Paper
28 October 2006 A new fast edge-matching algorithm based on corner constraint and edge constraint
Haichao Li, Guangjun Zhang
Author Affiliations +
Abstract
Corners and edges are all important image features in many vision-based areas. Corners are more reliable than edges and much easier matched because of their sparseness, while edges contain richer scene structure-information more applicable of 3D recognition.

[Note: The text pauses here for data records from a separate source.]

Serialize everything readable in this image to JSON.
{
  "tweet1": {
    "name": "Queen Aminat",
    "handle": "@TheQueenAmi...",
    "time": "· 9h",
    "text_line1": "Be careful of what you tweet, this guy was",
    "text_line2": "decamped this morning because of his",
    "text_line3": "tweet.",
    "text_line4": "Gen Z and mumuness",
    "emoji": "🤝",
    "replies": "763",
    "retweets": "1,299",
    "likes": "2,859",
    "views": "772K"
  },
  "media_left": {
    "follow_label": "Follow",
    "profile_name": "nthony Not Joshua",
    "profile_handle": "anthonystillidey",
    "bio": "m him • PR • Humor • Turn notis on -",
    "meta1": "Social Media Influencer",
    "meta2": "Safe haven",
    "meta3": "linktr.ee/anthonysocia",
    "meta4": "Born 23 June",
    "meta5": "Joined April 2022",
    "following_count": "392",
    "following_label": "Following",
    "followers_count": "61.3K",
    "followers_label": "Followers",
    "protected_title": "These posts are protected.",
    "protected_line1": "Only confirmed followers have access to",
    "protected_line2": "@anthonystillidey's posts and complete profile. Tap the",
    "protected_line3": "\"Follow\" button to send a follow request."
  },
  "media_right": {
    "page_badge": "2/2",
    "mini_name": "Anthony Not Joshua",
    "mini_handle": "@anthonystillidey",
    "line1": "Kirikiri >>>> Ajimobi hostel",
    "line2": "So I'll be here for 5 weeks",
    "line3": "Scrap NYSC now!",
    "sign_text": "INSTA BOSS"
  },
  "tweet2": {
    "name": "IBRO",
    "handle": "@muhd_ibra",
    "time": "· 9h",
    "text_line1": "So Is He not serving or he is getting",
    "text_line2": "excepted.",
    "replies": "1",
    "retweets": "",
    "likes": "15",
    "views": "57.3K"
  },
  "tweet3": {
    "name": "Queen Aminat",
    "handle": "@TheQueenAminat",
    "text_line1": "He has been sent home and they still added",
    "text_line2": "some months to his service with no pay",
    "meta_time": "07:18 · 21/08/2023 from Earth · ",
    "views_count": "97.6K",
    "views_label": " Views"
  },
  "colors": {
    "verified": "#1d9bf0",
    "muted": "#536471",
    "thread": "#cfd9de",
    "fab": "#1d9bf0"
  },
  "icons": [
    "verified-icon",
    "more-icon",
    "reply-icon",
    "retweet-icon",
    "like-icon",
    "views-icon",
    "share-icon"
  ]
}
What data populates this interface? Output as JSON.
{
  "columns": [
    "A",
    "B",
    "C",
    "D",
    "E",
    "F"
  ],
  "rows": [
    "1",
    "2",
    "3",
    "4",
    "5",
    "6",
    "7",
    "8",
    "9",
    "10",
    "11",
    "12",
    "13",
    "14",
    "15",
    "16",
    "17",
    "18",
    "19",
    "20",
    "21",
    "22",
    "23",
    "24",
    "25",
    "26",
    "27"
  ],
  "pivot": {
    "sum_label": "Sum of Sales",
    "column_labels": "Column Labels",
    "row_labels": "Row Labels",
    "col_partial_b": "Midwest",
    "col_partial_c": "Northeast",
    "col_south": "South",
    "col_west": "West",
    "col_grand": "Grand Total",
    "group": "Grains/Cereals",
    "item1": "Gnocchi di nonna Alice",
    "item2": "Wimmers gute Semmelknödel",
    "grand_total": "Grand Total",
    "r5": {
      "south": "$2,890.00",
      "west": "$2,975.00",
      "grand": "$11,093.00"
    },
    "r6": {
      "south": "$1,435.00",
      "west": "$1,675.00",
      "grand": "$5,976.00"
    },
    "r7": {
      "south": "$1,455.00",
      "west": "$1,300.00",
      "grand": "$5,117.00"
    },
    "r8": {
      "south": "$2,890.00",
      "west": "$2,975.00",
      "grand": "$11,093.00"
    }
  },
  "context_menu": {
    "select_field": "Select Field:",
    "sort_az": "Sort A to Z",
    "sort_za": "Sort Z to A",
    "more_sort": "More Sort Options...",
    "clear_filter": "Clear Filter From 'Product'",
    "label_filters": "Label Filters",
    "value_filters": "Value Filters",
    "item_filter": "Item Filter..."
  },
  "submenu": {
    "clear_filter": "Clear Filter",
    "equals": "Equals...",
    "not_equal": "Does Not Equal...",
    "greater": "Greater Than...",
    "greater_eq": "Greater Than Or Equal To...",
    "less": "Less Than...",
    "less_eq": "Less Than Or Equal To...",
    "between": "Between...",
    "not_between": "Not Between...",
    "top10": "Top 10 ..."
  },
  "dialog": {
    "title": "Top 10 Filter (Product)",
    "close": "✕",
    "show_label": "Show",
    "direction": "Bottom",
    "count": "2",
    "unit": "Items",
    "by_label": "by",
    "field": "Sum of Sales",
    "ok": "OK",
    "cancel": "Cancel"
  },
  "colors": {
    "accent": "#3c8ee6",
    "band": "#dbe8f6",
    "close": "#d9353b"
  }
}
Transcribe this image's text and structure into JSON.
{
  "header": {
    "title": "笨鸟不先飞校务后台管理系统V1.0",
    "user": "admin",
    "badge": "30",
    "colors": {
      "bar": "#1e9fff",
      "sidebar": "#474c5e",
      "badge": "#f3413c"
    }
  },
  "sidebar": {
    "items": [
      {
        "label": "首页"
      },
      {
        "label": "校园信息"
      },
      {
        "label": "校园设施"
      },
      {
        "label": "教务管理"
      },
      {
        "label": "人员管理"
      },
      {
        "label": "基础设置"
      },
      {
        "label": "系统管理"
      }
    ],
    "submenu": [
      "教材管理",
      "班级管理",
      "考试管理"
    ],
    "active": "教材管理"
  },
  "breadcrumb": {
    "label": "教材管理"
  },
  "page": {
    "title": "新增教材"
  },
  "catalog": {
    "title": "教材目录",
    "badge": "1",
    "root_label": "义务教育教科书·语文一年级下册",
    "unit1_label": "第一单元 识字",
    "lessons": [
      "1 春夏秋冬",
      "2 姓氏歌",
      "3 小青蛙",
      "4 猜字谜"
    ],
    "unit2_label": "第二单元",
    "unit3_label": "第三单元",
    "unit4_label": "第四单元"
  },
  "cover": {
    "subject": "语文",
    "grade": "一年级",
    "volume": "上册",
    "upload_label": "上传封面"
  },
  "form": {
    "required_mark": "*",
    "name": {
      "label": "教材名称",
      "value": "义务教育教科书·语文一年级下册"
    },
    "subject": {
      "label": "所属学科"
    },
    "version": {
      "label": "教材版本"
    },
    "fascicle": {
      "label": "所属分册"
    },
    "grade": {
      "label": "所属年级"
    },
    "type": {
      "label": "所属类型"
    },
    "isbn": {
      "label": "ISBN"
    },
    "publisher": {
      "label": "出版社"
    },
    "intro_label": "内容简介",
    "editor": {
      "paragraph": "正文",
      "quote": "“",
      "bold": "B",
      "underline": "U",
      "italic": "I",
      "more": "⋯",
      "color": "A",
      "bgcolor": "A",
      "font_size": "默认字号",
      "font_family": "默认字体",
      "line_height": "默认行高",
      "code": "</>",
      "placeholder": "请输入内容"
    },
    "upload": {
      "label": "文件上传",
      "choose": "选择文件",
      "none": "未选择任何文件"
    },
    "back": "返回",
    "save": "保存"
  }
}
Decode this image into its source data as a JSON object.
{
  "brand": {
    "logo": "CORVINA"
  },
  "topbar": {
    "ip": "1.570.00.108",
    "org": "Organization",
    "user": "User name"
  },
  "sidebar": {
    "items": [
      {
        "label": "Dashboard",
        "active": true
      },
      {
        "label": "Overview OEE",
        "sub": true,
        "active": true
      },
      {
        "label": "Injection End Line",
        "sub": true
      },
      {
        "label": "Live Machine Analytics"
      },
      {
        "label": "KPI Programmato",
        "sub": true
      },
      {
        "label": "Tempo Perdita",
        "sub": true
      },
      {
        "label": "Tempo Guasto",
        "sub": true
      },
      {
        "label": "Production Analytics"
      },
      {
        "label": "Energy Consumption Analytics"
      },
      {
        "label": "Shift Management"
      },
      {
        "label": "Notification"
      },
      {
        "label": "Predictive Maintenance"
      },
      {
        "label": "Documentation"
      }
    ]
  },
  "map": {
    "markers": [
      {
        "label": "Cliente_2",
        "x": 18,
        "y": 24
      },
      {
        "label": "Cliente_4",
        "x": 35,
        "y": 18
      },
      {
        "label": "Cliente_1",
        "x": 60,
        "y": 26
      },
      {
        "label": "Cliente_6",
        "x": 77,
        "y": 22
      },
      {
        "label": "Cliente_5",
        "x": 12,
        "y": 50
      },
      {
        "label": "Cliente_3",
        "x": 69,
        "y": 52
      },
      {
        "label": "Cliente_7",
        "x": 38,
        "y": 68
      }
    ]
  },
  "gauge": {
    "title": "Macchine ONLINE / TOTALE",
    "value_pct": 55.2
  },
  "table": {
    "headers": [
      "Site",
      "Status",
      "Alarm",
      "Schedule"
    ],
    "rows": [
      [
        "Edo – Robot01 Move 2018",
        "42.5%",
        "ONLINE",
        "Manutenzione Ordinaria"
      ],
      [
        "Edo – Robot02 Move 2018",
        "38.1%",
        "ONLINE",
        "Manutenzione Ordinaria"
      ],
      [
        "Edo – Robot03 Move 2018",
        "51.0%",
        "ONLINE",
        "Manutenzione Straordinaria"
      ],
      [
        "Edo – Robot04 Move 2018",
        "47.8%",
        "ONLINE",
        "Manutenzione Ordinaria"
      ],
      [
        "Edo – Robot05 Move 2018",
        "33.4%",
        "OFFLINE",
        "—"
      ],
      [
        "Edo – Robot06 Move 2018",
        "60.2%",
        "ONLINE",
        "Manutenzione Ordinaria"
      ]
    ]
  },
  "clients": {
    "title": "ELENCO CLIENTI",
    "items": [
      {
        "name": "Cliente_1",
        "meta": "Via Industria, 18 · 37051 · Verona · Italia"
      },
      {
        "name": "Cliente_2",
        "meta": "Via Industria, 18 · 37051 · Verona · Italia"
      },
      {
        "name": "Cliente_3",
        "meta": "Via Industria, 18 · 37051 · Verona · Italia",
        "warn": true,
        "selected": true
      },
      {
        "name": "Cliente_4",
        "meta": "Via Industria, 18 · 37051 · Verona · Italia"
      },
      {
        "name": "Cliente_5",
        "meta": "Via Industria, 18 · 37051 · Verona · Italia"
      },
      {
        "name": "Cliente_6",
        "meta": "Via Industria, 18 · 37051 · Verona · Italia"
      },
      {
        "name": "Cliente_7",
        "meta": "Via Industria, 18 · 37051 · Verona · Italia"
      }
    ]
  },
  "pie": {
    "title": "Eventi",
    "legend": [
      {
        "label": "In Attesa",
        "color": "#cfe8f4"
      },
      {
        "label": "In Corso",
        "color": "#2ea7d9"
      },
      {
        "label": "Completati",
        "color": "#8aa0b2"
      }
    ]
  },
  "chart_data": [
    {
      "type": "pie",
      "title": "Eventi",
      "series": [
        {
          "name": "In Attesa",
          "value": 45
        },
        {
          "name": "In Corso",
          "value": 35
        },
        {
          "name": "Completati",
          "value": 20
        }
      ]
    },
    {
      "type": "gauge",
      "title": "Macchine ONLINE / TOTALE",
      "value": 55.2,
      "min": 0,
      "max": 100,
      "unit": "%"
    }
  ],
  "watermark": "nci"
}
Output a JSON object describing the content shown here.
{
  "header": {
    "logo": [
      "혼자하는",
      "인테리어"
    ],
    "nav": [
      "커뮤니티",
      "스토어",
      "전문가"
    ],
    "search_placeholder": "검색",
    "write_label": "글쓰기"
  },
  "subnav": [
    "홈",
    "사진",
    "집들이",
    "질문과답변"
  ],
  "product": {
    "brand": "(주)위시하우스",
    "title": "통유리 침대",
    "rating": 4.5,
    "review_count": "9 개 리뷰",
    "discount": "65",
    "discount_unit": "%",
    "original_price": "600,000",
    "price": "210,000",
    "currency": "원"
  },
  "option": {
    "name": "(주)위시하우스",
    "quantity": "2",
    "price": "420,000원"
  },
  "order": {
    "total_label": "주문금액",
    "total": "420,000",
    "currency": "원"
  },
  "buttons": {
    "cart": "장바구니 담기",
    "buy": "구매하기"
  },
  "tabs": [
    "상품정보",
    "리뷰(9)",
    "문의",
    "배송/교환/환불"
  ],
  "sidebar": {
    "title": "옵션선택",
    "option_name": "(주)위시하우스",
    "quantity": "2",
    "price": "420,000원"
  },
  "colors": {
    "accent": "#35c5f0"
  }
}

A new fast and robust edge-matching algorithm based on matched corners is proposed. In the matching process, corner constraint and edge constraint are introduced. Firstly, the matched corners are used to guide the edge matching. How to use the previously matched corners to guide and constrain edge matching is presented. Furthermore, propagation idea is introduced to get matched edges. Secondly, edge constraint is proposed to limit the search area in several pixels, then epipolar constraint is also used to achieve the matched points, if necessary the correlation score will be utilized. Numerous experiments with various real images clearly show that if the two images differences are not too severe, the benefit of integrating corner matches into the matching procedures is obvious, and the algorithm greatly improves the speed as well as the correct matching ratio to higher than 97%.
© (2006) COPYRIGHT Society of Photo-Optical Instrumentation Engineers (SPIE). Downloading of the abstract is permitted for personal use only.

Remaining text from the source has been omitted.